Wenn ich sehe was da so in unserem Parlament in Berlin rumturnt, dann brauchen wir auch einen Milei. Da werden Themen aus Wirtschaft und Technik von Leuten diskutiert, die so sagt man bei uns: „zu blöd sind einen Nagel in die Wand zu kloppen“! Jeder Bundestagsabgeordnete sollte bevor er seinen Posten antritt einen Kurz „Finance and Accounting“ besuchen! Obwohl die Linken und Grünen würden damit bestimmt geistig stark überlastet! Jedoch ist dieser Kurs einer der beste Kurse, die ich während meiner Arbeitszeit gemacht hatte!

Nibelung
1 Tag her

Der Wirtschaftsliberale Milei und gleichzeitig Radikale zur Gesundung seine Landes ist mit der Bemerkung angetreten, es ist kein Geld da und das war die erste Lektion an die Bürger Argentiniens, mit was sie in der nahen Zukunft rechnen müssen und das gleiche müßte bei uns stattfinden, wenn wir es ernst meinen, mit dem eigenen Überlebenswillen. Die Argentinier hatten 2023 noch ein lnflation von 290% und die wird 2024 auf 150% sinken und für 2025 rechnet man nur noch mit vergleichsweise bescheidenen 45% und das ist schon eine Hausnummer, wenn man von der Ausgangslage ausgeht, die das Land zerstört hätte und… Mehr

Autour
1 Tag her

Erst einmal vielen Dank für diesen Artikel von einem Kontinent, der in den übrigen Medien überhaupt keine Rolle spielt.
Herr Milei sollte ein paar Werberunden in Deutschland drehen, hier gibt es zahlreiche Unternehmen die einen Standortwechsel in Erwägung ziehen.
Dann sollte er sich ein paar Kernkraftwerke der Neusten Generation hinstellen lassen, die, die mit Thorium arbeiten können…
Und Argentinen wird der neue Stern am Auswanderungshimmel…
Ach so in die innere Sicherheit sollte er dann auch noch ein wenig Investieren…

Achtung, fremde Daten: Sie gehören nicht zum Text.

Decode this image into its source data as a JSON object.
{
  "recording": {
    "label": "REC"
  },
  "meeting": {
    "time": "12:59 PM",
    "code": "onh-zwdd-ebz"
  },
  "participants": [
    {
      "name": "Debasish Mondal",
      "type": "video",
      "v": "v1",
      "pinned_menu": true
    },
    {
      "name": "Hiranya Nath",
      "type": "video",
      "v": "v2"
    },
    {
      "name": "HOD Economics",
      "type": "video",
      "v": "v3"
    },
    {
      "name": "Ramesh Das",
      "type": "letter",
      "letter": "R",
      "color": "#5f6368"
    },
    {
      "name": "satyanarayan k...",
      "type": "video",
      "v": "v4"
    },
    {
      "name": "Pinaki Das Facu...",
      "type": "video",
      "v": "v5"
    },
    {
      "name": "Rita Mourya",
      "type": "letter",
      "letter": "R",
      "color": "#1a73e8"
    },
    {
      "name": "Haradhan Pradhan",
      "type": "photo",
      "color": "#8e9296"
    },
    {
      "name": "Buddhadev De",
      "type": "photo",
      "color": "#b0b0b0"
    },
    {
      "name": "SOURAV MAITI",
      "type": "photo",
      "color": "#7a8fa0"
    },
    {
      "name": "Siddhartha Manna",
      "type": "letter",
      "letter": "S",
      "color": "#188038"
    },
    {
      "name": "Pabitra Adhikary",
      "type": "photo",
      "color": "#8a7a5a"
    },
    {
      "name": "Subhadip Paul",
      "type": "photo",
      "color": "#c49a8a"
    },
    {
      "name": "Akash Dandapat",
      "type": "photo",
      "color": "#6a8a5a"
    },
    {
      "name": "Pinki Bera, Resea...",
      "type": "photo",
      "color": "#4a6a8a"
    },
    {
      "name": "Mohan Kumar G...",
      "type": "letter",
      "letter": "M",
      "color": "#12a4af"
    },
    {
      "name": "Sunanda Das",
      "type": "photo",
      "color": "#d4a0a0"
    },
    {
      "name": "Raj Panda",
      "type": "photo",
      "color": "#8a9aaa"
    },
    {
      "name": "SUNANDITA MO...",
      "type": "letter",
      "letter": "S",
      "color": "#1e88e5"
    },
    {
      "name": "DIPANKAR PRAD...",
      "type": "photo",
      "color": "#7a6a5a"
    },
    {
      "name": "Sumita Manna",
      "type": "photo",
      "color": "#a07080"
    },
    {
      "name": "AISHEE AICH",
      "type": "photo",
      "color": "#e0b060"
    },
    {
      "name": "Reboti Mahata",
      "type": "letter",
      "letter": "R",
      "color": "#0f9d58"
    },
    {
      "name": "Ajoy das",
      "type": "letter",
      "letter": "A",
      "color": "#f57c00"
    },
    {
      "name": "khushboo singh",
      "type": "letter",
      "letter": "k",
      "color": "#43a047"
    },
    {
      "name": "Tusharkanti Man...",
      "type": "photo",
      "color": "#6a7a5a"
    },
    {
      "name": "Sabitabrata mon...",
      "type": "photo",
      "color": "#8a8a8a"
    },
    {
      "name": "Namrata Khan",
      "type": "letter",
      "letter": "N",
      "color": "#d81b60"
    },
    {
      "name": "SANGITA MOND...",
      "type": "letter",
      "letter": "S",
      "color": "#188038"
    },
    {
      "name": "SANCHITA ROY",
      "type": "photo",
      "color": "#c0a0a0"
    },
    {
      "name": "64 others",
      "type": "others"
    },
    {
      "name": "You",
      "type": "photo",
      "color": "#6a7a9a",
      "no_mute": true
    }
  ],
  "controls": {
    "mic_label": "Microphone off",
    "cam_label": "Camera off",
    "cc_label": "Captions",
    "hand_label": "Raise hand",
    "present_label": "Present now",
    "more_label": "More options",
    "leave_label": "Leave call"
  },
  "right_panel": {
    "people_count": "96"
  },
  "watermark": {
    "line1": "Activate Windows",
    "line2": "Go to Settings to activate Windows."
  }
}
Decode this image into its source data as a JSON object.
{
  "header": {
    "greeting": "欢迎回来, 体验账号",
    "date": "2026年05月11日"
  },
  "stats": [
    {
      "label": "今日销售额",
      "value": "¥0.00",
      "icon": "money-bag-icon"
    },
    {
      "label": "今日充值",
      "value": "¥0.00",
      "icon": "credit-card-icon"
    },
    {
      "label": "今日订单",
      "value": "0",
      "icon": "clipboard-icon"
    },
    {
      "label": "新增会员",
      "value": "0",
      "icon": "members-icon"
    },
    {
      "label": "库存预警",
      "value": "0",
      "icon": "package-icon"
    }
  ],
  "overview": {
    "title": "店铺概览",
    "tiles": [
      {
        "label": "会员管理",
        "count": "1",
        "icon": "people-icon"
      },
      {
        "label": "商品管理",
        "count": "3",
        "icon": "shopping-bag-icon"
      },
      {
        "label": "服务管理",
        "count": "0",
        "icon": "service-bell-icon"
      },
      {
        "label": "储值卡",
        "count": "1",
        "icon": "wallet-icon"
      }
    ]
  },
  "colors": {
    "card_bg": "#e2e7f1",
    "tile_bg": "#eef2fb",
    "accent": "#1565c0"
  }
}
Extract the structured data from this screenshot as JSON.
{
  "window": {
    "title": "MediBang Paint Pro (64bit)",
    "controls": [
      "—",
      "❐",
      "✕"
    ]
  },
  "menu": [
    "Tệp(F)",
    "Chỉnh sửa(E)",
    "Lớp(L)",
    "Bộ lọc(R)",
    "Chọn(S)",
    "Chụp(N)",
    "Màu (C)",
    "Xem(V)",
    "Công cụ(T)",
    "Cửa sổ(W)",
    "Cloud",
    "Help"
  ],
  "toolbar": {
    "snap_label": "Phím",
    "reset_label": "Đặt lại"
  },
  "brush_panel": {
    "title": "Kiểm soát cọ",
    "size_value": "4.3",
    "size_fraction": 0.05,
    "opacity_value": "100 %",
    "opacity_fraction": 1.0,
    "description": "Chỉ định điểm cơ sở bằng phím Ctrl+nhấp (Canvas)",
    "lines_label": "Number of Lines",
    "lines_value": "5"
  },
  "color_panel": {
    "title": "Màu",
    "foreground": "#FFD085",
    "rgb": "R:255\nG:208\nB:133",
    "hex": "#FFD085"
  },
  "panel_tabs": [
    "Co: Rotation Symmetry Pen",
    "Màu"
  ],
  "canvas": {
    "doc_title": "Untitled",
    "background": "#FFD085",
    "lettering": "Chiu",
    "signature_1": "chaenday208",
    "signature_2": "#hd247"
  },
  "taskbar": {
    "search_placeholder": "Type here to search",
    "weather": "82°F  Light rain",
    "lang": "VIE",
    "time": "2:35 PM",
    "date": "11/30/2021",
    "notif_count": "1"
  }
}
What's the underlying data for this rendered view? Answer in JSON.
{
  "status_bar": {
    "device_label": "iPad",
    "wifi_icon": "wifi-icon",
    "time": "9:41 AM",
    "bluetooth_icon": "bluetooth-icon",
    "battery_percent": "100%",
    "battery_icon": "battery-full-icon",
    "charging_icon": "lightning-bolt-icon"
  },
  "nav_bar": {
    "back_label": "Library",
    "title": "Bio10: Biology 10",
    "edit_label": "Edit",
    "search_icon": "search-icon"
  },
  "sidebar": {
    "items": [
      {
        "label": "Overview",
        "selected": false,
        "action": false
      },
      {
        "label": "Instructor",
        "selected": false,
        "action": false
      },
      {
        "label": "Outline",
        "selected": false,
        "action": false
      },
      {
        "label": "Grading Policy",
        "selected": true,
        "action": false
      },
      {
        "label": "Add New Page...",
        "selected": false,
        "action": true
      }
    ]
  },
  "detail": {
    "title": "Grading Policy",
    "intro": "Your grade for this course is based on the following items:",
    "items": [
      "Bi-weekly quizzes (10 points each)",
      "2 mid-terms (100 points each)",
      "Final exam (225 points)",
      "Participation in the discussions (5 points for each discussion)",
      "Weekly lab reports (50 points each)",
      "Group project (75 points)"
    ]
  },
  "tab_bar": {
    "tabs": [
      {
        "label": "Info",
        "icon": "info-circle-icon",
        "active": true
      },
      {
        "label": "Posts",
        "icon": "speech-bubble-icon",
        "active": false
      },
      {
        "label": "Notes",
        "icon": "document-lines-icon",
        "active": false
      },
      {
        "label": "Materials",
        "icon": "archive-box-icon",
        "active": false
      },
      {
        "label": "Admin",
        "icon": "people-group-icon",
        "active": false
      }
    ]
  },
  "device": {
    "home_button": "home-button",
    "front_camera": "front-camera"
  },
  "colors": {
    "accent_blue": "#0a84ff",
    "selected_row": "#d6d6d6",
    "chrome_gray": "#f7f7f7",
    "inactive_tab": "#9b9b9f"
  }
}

Last edited 1 Tag her by Autour
Rosalinde
1 Tag her

Die meisten Leute die hier schreiben wären entsetzt über die neuen Regeln in Argentinien würden diese dort leben.
In Argentinien wird man Milei für die gewollte temporäre Verarmung steinigen wollen. Dabei ist Milei dafür nicht verantwortlich. Denn er reagiert darauf nur auf die Schuldenmacherei und sonstigen Fehler der vielen linken Regierungen vorher.

Hannibal ante portas
2 Tage her

Der Weg ist das Ziel! Es kommt immer auf den Weg, dem Jetzt an, denn weder das kommunistische Paradies noch der kapitalistische libertäre Himmel für alle auf Erden werden jemals Realität. Keine Ideologie ist imstande die Wirklichkeit auch nur ansatzweise zu beschreiben. Erfolg kann derjenige Politiker aufweisen, der aus den Ist-Zustand heraus eine positive Entwicklung anstoßen kann, ohne vorher das Land zum Einsturz gebracht zu haben.

siebenlauter
1 Tag her
Antworten an  Hannibal ante portas

Der Weg ist der Weg.
Und das Ziel ist das Ziel.
Das sind deshalb zwei verschiedene Worte, weil es zwei verschiedene Dinge sind. Begriffsverwirrung ist das letzte, was es braucht.

Hannibal ante portas
1 Tag her
Antworten an  siebenlauter

Ein politisches Ziel wurde wohl nur selten durch politische Maßnahmen erreicht: „Wohlstand für alle“, das kommunistische Arbeiterparadies und auch der libertäre Himmel für alle wird niemals erreicht werden. Politische Problemstellungen von heute sind Morgen vergessen (Waldsterben, Ozonloch, Fließbandarbeit et. pp.), weil sich vermeintlich neue noch wichtigere Probleme auftun oder einfach eine neue Sau durchs mediale Dorf getrieben wird, um von den tatsächlichen Problemen abzulenken. Es geht darum einen pragmatischen Weg aus einem elenden Zustand in eine bessere Zukunft zu weisen, ohne über die nächste Klippe zu fallen.

Michaelis
2 Tage her

Wenn der Herr Milei seine Wirtschaftspolitik der Deregulierung und Privatisierung auf extremistische Weise fortführen würde, dann hätte er – VON DER METHODE HER – allergrößte Ähnlichkeit mit den Ampelfuzzies in Great Germany, nur eben mit umgekehrtem Vorzeichen!!!